From 1000 pesos capitalization to set up the business, she now allocates 2000-2500 a day. From this she earns 500 to 1000 daily which she uses mainly for the family’s consumption (bills, expenses of her daughter who is in Grade 10), savings, and to pay for her loan. She was also able to purchase pigs to raise so she allocates budget for the feeds as well.
The store has become the family’s main source of income. Her husband serves as the cook. Her daughter-in-law helps in the daily operations of the store.
The dream team. Elma’s husband (left) and daughter-in-law help her in managing the store.
Aside from the store/eatery, Pagasa has also helped her and her family acquire some investments. Because of the loan she received from Pagasa, they were able to purchase a motorized tricycle which his husband drives part-time in the afternoon after his cooking duties in the store. They earn extra income from this as well. A single motor has also been purchased which they use when going to the market to purchase supplies for the store. Their house has also been built in 2016 because of the growing income of the business and some allocations from her loan. She spent 40000 for the house to be built. Just in January, her eldest son got married, a celebration that would have not been possible if not for the steady income and cash flow she generates from the business.
“Without Pagasa, I wouldn’t have been able to set up my store, I wouldn’t have a motorcycle and a house. I wouldn’t even have hope,” she said.
Hope for the future
When asked how she was able to manage all the expenses, she said it’s a matter of setting one’s mind to the goal and to veer away from distractions. “Don’t use the money for gambling or for alcohol. When you engage in gambling, you get nothing in return. If you take loan just to finance gambling or your vices, you’ll be in trouble paying up your loan.”
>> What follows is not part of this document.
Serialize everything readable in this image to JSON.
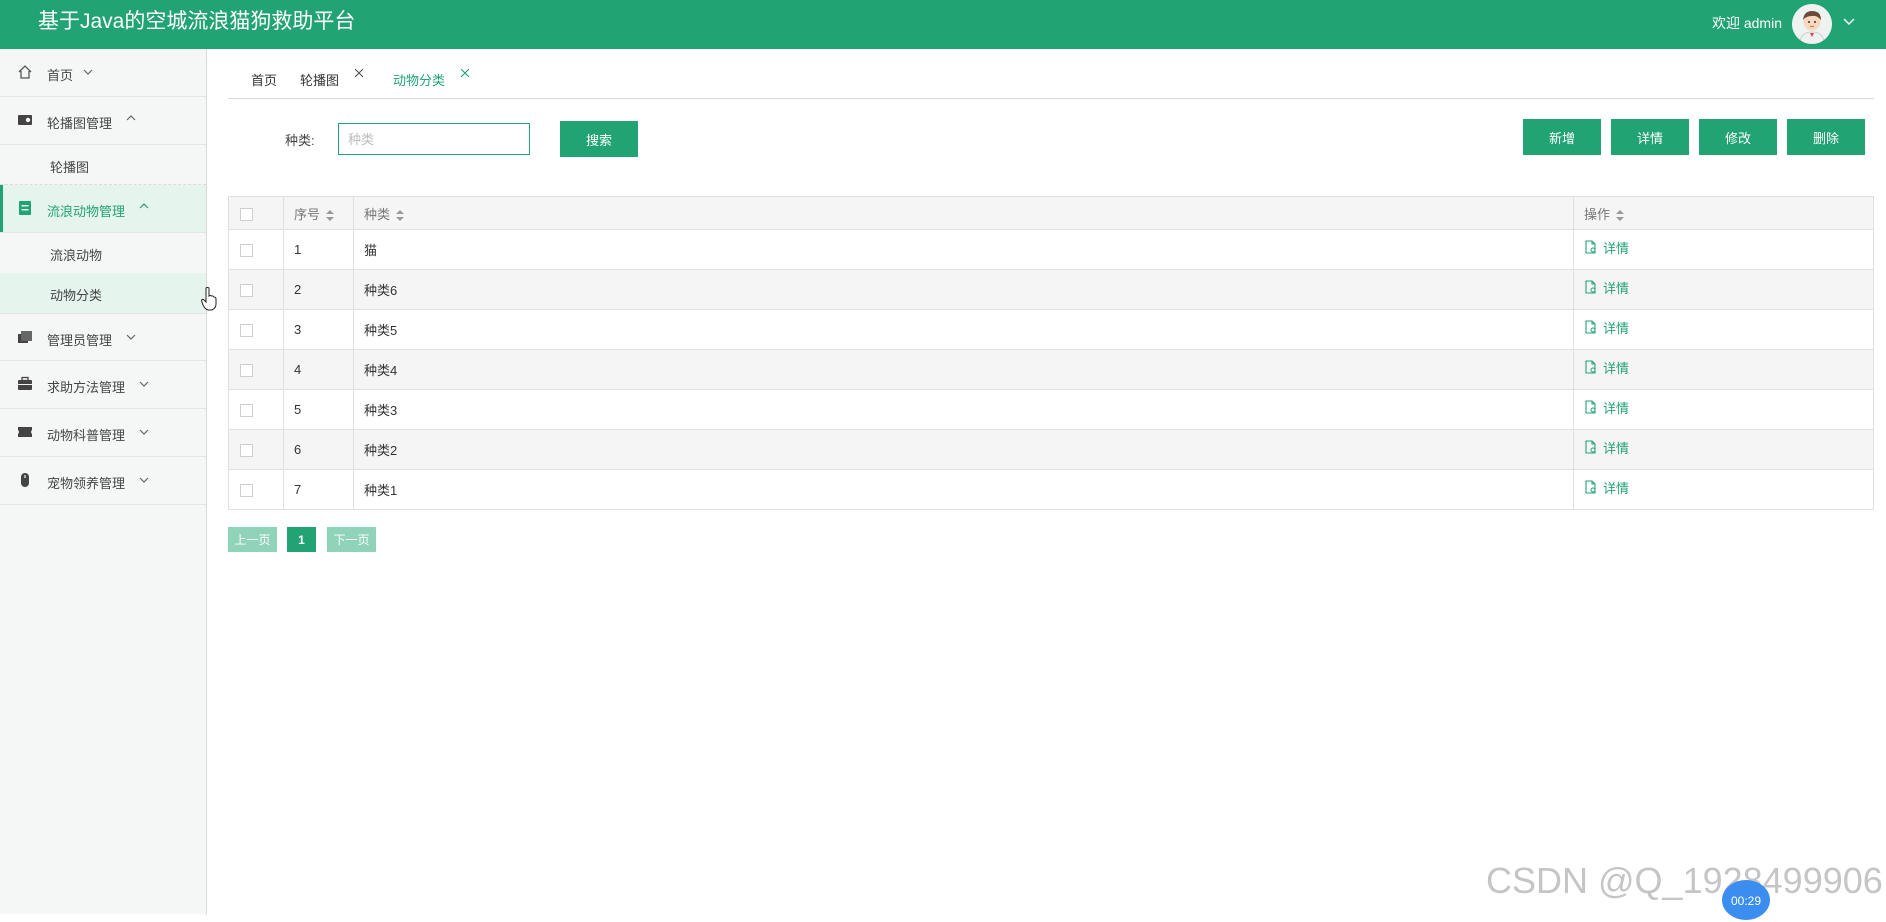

In two years, she hopes to further expand her business. They just transferred the store to a bigger space in February. She hopes to also set up a barbecue stand beside the store. Just last November she renewed for a loan of thirty thousand which she used for the transfer and further expansion of the business. She looks to the future with hope. “In the past our life was difficult. We’re ok now that I am able to take loan from Pagasa. It helps us a lot,” she said.